Ubuntu is aimed at two core mobile segments: the high-end superphone and the entry-level basic smartphone. The goal is to help operators grow the use of data among consumers who typically use only the phone and messaging functions but who might embrace the Web and email on their phones. Ubuntu also appeals to aspirational “prosumers” who want a fresh experience with faster, richer performance on a lower bill-of-materials device, Canonical said.
“We expect Ubuntu to be popular in the enterprise market, enabling customers to provision a single secure device for all PC, thin client and phone functions. Ubuntu is already the most widely used Linux enterprise desktop, with customers in a wide range of sectors focused on security, cost and manageability,” Jane Silber, CEO of Canonical, said in a statement. “We also see an opportunity in basic smartphones that are used for the phone, SMS [Short Message Service], Web and email, where Ubuntu outperforms, thanks to its native core apps and stylish presentation.”

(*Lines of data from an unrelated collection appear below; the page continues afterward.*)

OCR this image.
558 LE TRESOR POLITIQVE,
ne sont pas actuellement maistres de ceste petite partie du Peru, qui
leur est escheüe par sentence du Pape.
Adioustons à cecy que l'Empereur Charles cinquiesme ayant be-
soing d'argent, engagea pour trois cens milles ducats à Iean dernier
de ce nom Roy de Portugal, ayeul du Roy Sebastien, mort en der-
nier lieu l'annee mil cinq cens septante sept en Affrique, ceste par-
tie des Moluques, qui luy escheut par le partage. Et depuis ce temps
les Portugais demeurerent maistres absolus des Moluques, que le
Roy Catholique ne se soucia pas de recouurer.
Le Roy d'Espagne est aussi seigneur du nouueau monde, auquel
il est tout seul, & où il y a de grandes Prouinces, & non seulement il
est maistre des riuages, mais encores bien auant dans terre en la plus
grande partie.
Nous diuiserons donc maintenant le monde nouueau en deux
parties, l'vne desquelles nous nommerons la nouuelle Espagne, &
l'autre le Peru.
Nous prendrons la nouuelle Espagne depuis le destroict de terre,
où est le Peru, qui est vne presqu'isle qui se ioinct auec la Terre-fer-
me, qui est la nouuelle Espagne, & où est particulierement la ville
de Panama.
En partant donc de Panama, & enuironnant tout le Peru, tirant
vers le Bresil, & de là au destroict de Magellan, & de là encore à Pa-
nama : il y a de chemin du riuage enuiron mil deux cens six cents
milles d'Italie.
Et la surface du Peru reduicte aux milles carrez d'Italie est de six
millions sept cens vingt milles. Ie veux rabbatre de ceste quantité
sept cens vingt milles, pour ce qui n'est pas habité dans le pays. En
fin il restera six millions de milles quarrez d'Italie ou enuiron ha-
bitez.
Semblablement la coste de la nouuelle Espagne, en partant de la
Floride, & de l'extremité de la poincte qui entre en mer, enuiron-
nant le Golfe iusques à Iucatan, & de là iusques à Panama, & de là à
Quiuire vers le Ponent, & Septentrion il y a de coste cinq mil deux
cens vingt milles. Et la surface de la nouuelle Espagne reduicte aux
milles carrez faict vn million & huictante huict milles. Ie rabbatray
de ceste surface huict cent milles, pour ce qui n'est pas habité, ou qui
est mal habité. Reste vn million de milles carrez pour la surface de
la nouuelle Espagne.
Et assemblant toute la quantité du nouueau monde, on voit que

In addition, Canonical officials said Ubuntu offers several customization options for partner apps, content and services. Operators and OEMs can easily add their own branded offerings. Canonical’s personal cloud service, Ubuntu One, provides storage and media services, file sharing and a secure transaction service, which enables partners to integrate their own service offerings easily, the company said.
Moreover, Canonical is making it easy to build phones with Ubuntu. The company provides engineering services to offload the complexity of maintaining multiple code bases, which has proven to be a common issue for smartphone manufacturers, freeing the manufacturer to focus on hardware design and integration. For silicon vendors, Ubuntu is compatible with a typical Android Board Support Package (BSP). This means Ubuntu is ready to run on the most cost-efficient chipset designs, the company said
In bringing Ubuntu to the phone, Canonical delivers a single operating system for client, server and cloud, and a unified family of interfaces for the phone, the PC and the TV. “We are defining a new era of convergence in technology, with one unified operating system that underpins cloud computing, data centers, PCs and consumer electronics,” Mark Shuttleworth, founder of Ubuntu and vice president of products at Canonical, said in a statement.
The handset interface for Ubuntu introduces the following user experiences to the mobile market:
- edge magic in which thumb gestures from all four edges of the screen enable users to find content and switch between apps faster than other phones;
- deep content immersion in which controls appear only when the user wants them;
- global search for apps, content and products;
- voice and text commands in any application for faster access to rich capabilities;
- both native and Web or HTML5 apps; and
- evolving personalized art on the welcome screen.
Canonical serves many leading PC OEMs, including Asus, Dell, HP and Lenovo, with Ubuntu. More than 20 million desktop PCs run the OS today, and Canonical estimates that close to 10 percent of the world’s new desktops and laptops will ship with Ubuntu in 2014. Ubuntu is also wildly popular as a server platform, the number one server OS on the key major public clouds and the leading host OS for OpenStack, the open-source infrastructure as a service (IaaS) platform.